Instant Gratification Quick Takes: July 7, 2011

Highlighting odd and off-beat new releases to watch instantly on Netflix


New for July 7, 2011

Four Rooms (1995), directed by Allison Anders, Alexander Rockwell, Robert Rodriguez and Quentin Tarantino, with Tim Roth, Madonna, Lili Taylor, Antonio Banderas, Marisa Tomei, Jennifer Beals, Alicia Witt, Paul Calderon, Ione Skye, Bruce Willis and Quentin Tarantino – Four rooms. Four stories. Four directors. Essentially, four short films joined together by a loose narrative about a bellhop (Tim Roth) trying to keep his wits together during a wild New Year’s Eve at a swanky hotel. In spite of the hate this movie gets, I liked Four Rooms a lot when I was younger. Looking back, it’s no surprise since the majority of the film’s humor seems to be tailored toward adolescents — the first two tales alone contain an extraordinary number of dick jokes, possibly more than I’ve ever encountered in a film before. That being said, it’s the first two stories — directed by Anders (Gas, Food, Lodging) and Rockwell (In The Soup) that are the weakest. As much as you can blame the Weinsteins for cutting the runtime of these segments short in favor of giving more time to Tarantino’s section … the first two stories aren’t very good premise-wise. The first is about a coven of witches (one of whom is played by Madonna) in need of a man’s sperm (namely, that of Tim Roth’s bellhop character Ted) to complete their brew. The second involves Roth’s character Ted finding himself caught in the middle of a couple’s kinky role-play — the couple is played by Jennifer Beals (Flashdance) and David Proval (The Sopranos). There are bits in each of these stories that make me laugh, however, so without knowing if and what wound up on the cutting room floor, it’s hard to pass judgment.

Story number three, directed by Robert Rodriguez, seems to be most people’s favorite of the bunch. It’s definitely mine. Antonio Banderas plays a hotel guest who wants nothing more than to take his wife out for a night on the town. Ted the Bellhop is talked into taking care of his two children for $500. Ted’s child-sitting techniques are questionable — instead of staying in the room with the kids, he puts ointment on their eyelids and tells them to go to sleep. He also tells them that if they open their eyes, that the salve will burn their eyeballs. Pretty sick, but this is just a ruse and the kids — Sara, the oldest (Lana McKissack) and her little brother Juancho (Danny Verduzco) — call Ted’s bluff. They wash their eyes off in the sink and, with Ted elsewhere in the hotel, proceed to go bonkers in the hotel room. The chaos that ensues is masterfully directed by Rodriguez as if it were a live-action Tom & Jerry cartoon — if it’s possible for a Tom & Jerry cartoon to end with the discovery of a dead hooker underneath a bed. (The dead hooker is the culmination of a running gag in which the two kids, throughout the sketch, argue over a bad smell coming from the room.)

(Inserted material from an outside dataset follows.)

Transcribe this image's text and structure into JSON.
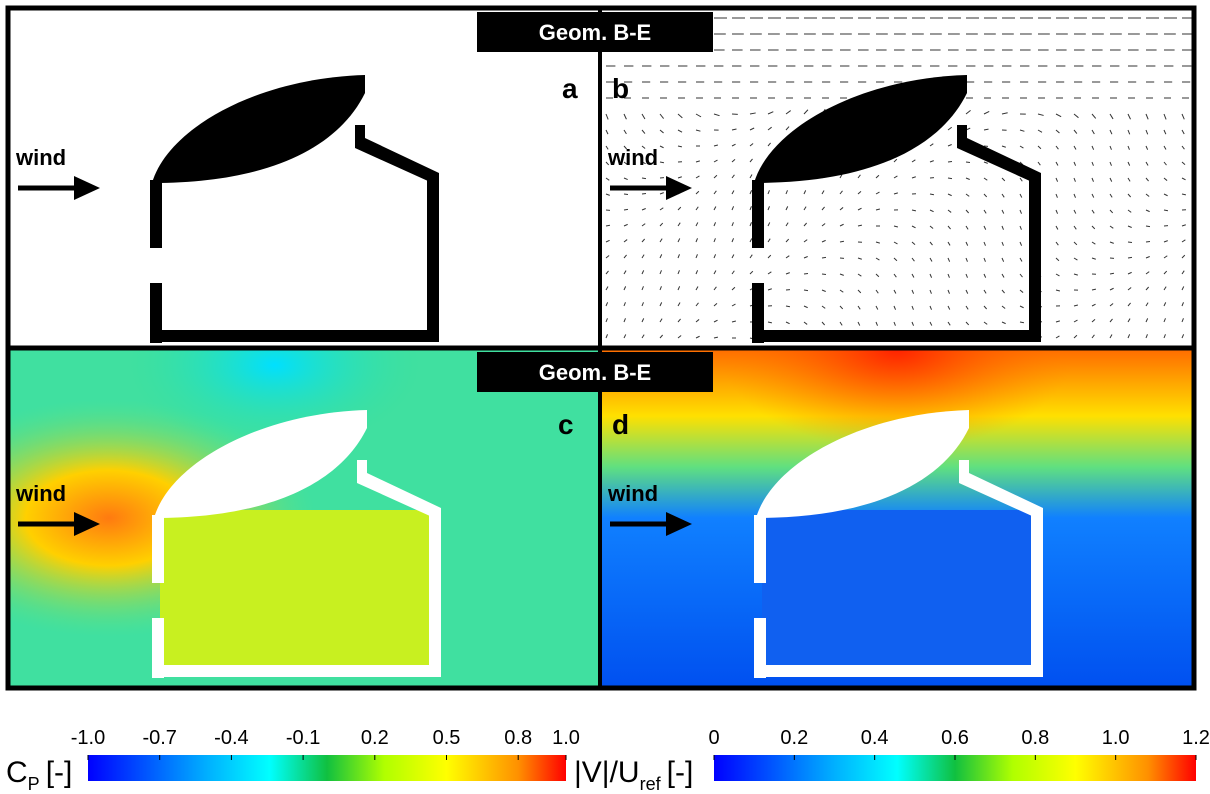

The more I write, the less of a “quick take” this is becoming, so I’m going to wrap this up. The final story is Tarantino’s and it’s based on a Twilight Zone episode or an Outer Limits episode or something, in which there’s a bet over whether a person can light the flame on a lighter ten times in a row without, uhm … missing? Failing to produce a flame? If the person attempting the feat loses, he agrees to let his pinky be cut off with a meat cleaver. Ted the Bellhop gets to wield the cleaver. It’s kind of a pointless little story, but really … aren’t they all? Tarantino, who plays an egotistical, gregarious movie director (totally unironically, I’m sure), is a complete nut here, especially when he starts riffing on Cristal champagne.

Basically, people who hate Tarantino are really going to hate Four Rooms. Tarantino’s story is him at his most self-indulgent. It’s pretty well documented that, behind-the-scenes, Tarantino knew he was the star of the show and that the other directors involved in the project — with the possible exception of Rodriguez — had this feeling that their contributions were being regarded as less-than-important (in particular, by the Weinsteins). The finished product is still pretty fucking entertaining — especially the Rodriguez segment, but not only the Rodriguez segment. Tim Roth, as Ted, is … interesting. He’s completely over-the-top in a slapsticky sort of way. In any other movie, this characterization might ridiculous. Here, it kind of works. I’ve heard a lot of people talk about how they hated his character, but I find him hilarious.

There are other reasons I like this movie. The sheer number of well-known actors involved in Four Rooms is compelling, even if most of them just stop by briefly. Then there’s soundtrack, by alternative/lounge act Combustible Edison and produced by Devo frontman Mark Mothersbaugh, which is pretty wicked awesome.

At the very least, it’s different — the kind of star-studded pseudo-indie film that could only have been made in the 1990s, a comic anthology film financed by a major studio (And Disney — via Miramax, to boot!) Four Rooms is an odd movie, but also a true oddity of film production.